Hi,
On 2022-02-15 23:30:07 -0500, Tom Lane wrote:
> Andres Freund <andres@anarazel.de> writes:
> > When I'd looked at this last I apparently (looking at git stash, I ended up
> > discarding this) decided that the best way would be to change replace_token's
> > API to one that just processes one line at a time, with an outer loop that
> > processes all tokens in a line. I'm not really sure why anymore.
>
> Hmm, I did it the other way, as attached.
My goal when I did this was to improve the performance, rather than reduce the
memory usage (this was a few months back). It's clearly better to perform all
the replacements of a line soon after each other, rather than iterate over all
the lines, once for each replacement. The latter is guaranteed to not have the
data in L2/L1 anymore.
But if we move to not needing replacement for postgres.bki anymore, that's not
an important goal anymore.
Not that it matters anymore: At least for postgres.bki, it doesn't seem to
make sense to use a line based approach in the first place? Seems like it
should really be a processing the input file as a whole, doing all the
replacements, into a resizable output buffer.

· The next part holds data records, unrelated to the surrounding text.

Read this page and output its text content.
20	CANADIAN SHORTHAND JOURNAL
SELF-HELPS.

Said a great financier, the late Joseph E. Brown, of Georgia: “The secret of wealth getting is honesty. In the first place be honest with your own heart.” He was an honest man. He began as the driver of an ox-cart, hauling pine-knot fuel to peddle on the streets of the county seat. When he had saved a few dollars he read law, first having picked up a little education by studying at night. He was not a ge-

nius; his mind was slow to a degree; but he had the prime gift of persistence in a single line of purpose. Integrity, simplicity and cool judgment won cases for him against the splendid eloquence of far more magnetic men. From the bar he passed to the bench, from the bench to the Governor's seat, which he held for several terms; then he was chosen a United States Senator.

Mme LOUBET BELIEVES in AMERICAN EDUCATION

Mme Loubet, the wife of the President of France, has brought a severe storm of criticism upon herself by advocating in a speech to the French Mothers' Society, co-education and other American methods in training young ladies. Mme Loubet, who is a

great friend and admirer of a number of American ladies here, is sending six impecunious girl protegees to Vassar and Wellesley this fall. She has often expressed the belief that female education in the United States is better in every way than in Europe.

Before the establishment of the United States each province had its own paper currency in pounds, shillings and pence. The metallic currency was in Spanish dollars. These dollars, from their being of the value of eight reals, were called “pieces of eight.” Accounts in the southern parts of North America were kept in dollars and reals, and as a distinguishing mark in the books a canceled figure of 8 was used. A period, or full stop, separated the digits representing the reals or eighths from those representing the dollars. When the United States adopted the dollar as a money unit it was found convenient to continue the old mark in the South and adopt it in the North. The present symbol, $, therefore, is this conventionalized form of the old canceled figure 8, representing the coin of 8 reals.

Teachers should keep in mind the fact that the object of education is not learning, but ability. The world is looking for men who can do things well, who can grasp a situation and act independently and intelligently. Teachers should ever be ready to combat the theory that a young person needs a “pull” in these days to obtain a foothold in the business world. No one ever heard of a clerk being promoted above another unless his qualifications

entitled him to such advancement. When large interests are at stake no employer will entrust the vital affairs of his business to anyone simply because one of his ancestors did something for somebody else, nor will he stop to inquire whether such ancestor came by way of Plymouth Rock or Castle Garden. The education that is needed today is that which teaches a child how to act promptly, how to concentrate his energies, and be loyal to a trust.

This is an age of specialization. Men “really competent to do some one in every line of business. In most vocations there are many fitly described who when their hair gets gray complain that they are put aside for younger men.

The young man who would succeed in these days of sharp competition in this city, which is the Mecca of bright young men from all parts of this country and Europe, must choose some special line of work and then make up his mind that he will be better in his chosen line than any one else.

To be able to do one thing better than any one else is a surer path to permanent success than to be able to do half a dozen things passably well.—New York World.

I didn't review it in detail, but I think your approach makes sense.
> This gets it down to
> ==3254266== LEAK SUMMARY:
> ==3254266== definitely lost: 342 bytes in 17 blocks
> ==3254266== indirectly lost: 152 bytes in 2 blocks
> ==3254266== possibly lost: 0 bytes in 0 blocks
> ==3254266== still reachable: 2,403 bytes in 22 blocks
> ==3254266== suppressed: 0 bytes in 0 blocks
That's presumably not about the approach, but about doing it for all
replacements, rather than just bootstrap, like I did :)
> It seems that actually the pointer arrays *are* a big chunk of
> the leakage, because the individual strings get freed in the
> output loops!
Right, isn't that what I had said?
Greetings,
Andres Freund